Posted by: Jackrabbit | Dec 28 2018 2:29 utc | 196

@psychohistorian | Dec 27, 2018 6:36:44 PM | 178

concern over China's prototype of "social management"

Like you, I am worried by some aspects of China's social credit system. But maybe I am too ignorant about it. What I like is that the system will apply to billionaires, corporations, and government officials. If a company cheats some people, it will be punished. Same for the people in government.

The West has something similar in credit scores, except that they apparently apply only to the little people, and there is no appeal.

How long will China's system last before some people abuse it or pervert it? I've no idea.

Posted by: Cyril | Dec 28 2018 2:41 utc | 197

Posted by: ben | Dec 26, 2018 11:32:24 PM | 106

As I understand it "the West" resents that Russian oligarchs nowadays are controlled by Russian security services.

And Putin is the architect of the renewed security centralization.

I would say that after the Western model failed spectacularly in Russia in the Jelzin years, the Russian leadership (and that is not just Putin) is looking for something that works for Russia. And they have not found it yet.

Critique from German progressive circles is that Putin (the Russian leadership) suppresses the entrepreneurial spirit of small and medium enterprises intentionally as economic independence would bring political independence. Behind this is a model of decentralisation that might be intended to weaken and destabilize.

Russia more or less has weathered the economic wars.

My guess is that with Trump's withdrawal from Syria and Afghanistan the "new cold war" is over.

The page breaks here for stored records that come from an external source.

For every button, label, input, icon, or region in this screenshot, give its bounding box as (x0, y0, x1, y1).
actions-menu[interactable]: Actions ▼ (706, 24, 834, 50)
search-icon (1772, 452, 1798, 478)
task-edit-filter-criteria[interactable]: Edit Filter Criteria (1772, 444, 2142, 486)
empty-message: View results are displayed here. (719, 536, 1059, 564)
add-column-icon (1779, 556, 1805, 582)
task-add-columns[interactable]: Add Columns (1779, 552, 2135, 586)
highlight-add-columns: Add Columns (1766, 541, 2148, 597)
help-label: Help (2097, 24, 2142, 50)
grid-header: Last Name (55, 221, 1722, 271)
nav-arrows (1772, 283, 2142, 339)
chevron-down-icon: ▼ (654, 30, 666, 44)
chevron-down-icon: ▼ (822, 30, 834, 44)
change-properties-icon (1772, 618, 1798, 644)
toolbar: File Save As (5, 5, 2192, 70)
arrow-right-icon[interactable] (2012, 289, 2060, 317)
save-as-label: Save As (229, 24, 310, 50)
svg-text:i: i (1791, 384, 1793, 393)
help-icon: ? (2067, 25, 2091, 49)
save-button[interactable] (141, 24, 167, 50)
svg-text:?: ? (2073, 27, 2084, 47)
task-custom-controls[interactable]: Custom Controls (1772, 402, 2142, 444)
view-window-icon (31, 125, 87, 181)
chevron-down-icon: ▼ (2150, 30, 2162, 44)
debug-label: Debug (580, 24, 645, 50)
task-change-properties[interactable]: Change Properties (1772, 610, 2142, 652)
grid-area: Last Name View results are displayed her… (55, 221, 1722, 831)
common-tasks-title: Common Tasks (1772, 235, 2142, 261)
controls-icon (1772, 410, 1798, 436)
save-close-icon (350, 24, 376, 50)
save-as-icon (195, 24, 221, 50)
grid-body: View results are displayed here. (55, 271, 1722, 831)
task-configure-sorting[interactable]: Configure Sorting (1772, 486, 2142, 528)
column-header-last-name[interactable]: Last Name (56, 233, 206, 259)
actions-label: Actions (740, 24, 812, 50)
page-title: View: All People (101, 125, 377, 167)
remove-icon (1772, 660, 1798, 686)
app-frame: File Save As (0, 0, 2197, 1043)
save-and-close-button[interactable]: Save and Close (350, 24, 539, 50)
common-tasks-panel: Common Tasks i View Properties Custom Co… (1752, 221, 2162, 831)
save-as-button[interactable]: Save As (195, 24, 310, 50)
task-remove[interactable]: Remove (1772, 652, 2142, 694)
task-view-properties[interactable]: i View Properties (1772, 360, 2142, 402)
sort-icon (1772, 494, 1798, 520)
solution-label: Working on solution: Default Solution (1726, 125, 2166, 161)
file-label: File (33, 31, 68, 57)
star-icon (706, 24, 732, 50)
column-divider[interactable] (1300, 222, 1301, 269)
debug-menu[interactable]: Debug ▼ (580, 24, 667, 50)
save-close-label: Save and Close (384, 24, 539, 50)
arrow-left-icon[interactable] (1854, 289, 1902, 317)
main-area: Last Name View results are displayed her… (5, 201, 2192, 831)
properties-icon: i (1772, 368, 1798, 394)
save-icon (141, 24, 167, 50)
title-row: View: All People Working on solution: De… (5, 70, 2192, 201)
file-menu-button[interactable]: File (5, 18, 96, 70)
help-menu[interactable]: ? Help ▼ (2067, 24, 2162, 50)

This will not just have an effect in the Middle East but in Europe, too.

Posted by: somebody | Dec 28 2018 2:43 utc | 198

karlof1 | Dec 27, 2018 2:17:58 PM | 147

John Allegro would agree; no objective evidence of a historical Jesus.
Allegro was the only secular scholar allowed to study the Dead Sea Scrolls back in the 50's.
Somewhere back in the states I have a first edition with its beautiful cover.
A truly fascinating (if somewhat dry) read.
His book caused a firestorm and he was shunned.

The Sacred Mushroom and the Cross: A Study of the Nature and Origins of Christianity Within the Fertility Cults of the Ancient Near East

Author John M. Allegro

Publication date
Media type print (hardback)
Pages 253 (third edition)
ISBN 0-349-10065-9

Posted by: V | Dec 28 2018 3:05 utc | 199


My guess is that with Trump's withdrawal from Syria and Afghanistan the "new cold war" is over.

What withrawal?

In his speech to the troops in Iraq yesterday, Trump said the "withdrawal" would be slow and deliberate.

When Trump first announced the "withdrawal" it was reported that it would be immediate. A few days later, it was reported that it would be within 30 days. Now there is no time frame.

They'll get around to it someday, somebody.

<> <> <> <> <>

Big apologies to all those who are offended by this "news". Didn't mean to disturb your reverie. Please go back to sleep. Everything will be just fine.